主要国政府は,人類の可能性への挑戦,地球環境問題等国際的な課題への対処,産業競争力の強化などのために科学技術政策を重要な政策の柱として積極的に推進する姿勢を示している。米国は,将来の成長及び人類のフロンティア拡大を図るために,研究開発,宇宙及び教育への重点投資が必要であるとして,国立科学財団の予算倍増計画,地球規模の環境変化研究,先端技術の研究開発等を重点的に推進しようとしている。

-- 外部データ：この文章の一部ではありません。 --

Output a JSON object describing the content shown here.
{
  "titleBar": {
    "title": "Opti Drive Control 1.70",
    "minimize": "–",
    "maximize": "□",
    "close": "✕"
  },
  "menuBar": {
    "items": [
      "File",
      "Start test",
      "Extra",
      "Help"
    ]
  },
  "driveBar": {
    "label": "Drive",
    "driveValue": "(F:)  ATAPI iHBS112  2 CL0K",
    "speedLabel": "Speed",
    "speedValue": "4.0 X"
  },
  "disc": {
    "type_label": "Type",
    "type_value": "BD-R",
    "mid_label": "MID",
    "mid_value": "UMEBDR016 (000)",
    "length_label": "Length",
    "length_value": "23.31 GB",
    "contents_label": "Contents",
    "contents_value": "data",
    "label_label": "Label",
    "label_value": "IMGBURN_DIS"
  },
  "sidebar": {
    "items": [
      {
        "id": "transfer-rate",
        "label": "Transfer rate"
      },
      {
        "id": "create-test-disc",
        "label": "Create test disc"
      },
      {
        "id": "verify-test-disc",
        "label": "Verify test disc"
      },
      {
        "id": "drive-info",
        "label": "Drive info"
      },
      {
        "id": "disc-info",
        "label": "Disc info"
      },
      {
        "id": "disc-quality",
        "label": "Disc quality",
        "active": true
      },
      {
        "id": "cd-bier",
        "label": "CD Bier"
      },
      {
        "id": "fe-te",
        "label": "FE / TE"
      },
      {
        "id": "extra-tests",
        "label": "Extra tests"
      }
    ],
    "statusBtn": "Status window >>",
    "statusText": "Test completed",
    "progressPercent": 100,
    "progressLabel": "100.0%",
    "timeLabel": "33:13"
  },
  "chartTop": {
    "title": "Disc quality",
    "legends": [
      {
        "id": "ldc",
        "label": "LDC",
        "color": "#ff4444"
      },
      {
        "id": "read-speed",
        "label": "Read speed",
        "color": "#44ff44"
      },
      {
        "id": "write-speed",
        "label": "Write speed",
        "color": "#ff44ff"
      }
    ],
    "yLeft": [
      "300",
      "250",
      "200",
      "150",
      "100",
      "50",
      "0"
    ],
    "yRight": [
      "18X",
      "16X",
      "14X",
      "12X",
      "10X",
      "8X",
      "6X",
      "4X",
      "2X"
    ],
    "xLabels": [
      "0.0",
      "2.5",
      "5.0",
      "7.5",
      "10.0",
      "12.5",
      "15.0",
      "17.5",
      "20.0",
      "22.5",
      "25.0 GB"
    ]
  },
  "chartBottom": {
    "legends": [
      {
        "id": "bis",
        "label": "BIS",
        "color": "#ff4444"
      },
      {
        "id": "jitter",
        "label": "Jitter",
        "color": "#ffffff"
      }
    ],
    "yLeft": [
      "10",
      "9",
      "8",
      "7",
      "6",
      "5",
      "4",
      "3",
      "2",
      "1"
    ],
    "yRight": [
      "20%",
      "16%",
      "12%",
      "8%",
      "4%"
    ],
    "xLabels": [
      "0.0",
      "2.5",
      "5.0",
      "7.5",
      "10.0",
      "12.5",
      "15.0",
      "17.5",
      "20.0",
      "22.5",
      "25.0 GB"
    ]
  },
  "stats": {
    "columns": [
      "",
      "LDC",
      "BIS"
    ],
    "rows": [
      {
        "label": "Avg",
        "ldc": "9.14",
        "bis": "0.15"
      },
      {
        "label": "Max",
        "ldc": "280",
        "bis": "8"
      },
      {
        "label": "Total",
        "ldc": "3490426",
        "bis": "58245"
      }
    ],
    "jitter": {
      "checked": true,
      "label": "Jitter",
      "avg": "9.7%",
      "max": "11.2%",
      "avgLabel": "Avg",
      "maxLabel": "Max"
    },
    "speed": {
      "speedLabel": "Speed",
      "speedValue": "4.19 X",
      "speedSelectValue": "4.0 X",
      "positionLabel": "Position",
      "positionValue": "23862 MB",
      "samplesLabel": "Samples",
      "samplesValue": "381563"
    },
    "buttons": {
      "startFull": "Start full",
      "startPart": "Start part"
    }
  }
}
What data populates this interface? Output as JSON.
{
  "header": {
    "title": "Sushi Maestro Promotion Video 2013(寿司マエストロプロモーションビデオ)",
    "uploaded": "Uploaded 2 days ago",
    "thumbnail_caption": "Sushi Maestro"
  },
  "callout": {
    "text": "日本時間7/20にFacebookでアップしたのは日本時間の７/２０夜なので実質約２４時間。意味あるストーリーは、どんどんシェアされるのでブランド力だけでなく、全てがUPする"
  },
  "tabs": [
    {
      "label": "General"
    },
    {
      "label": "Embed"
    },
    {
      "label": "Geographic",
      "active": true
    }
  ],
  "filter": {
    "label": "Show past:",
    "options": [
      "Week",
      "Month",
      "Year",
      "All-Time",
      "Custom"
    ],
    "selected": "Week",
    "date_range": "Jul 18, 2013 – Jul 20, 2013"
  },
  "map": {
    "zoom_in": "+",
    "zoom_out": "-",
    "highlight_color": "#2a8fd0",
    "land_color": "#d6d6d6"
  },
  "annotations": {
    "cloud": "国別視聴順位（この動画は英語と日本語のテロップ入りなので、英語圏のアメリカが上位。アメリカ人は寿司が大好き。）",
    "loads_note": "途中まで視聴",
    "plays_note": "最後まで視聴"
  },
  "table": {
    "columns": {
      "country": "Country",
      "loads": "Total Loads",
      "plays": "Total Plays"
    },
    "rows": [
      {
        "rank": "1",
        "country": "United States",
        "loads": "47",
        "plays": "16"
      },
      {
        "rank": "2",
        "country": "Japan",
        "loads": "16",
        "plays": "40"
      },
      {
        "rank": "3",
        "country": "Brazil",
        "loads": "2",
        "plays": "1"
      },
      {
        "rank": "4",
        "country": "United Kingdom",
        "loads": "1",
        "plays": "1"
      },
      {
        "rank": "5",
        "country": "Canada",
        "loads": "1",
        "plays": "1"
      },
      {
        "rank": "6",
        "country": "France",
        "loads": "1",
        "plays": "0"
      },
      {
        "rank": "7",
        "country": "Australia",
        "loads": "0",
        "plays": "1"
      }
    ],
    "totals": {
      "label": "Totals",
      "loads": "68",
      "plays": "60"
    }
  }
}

西ドイツは,産業界への助成を縮小し,基礎研究,宇宙開発等の国家的課題への資金投下をさらに強めてきており,フランスは,科学技術力強化のため,1995年までに研究費を国内総生産(GDP)の3%にまで拡充する目標を掲げ,公的研究機関の増強やハイテク分野,大型研究開発プログラムへの投資を拡大している。また,アジアNIEs・ASEAN等の途上国は産業技術蓄積のため,技術導入,人材育成を中心とした科学技術政策を強めている。

こうした各国政策動向の一方で,近年基礎研究を始めとして大型研究施設等には多額の資金,多くの人材を要するようになってきており,効率的な研究の実施のため,国際協力の重要性が増している。欧州ではすでに欧州原子核研究機関の大型加速器など大型研究が国際協力によって進められており,こうした国際協力・国際共同研究は世界的な傾向となっていくであろう。

科学技術に関する指標を概観すると米国が圧倒的な科学技術大国であることが示されており,研究費,研究者数でみると我が国,西ドイツ,フランス,イギリスがこれに続いている。主要国の研究費はいずれも増加傾向にあり,国民総生産に対する比率でみても各国の科学技術活動の比重が増している。特に産業界の世界的な競争の激化を反映して,主要国とも産業界の研究開発費の伸びが大きく,とりわけ我が国の伸びは著しい。主要国の研究者数についても増加傾向がみられ,我が国は米国の伸び率とほぼ同等であるが,これは産業界の研究開発投資が活発であることによるものである。主要国産業界の製品開発が活発化していることから技術貿易は各国とも拡大しており,我が国産業界は高い製造技術力に支えられハイテク製品輸出額は大きい。こうした主要国政府,産業界の科学技術に対する積極的な取り組みの中で,我が国の科学技術における国際的地位は着実に向上しているとみられる。

本章では,各国(地域)の科学技術に関する政策の動向を見ていくとともに,主要国の科学技術に関する指標の比較を通じて我が国の研究活動の状況を述べることとする。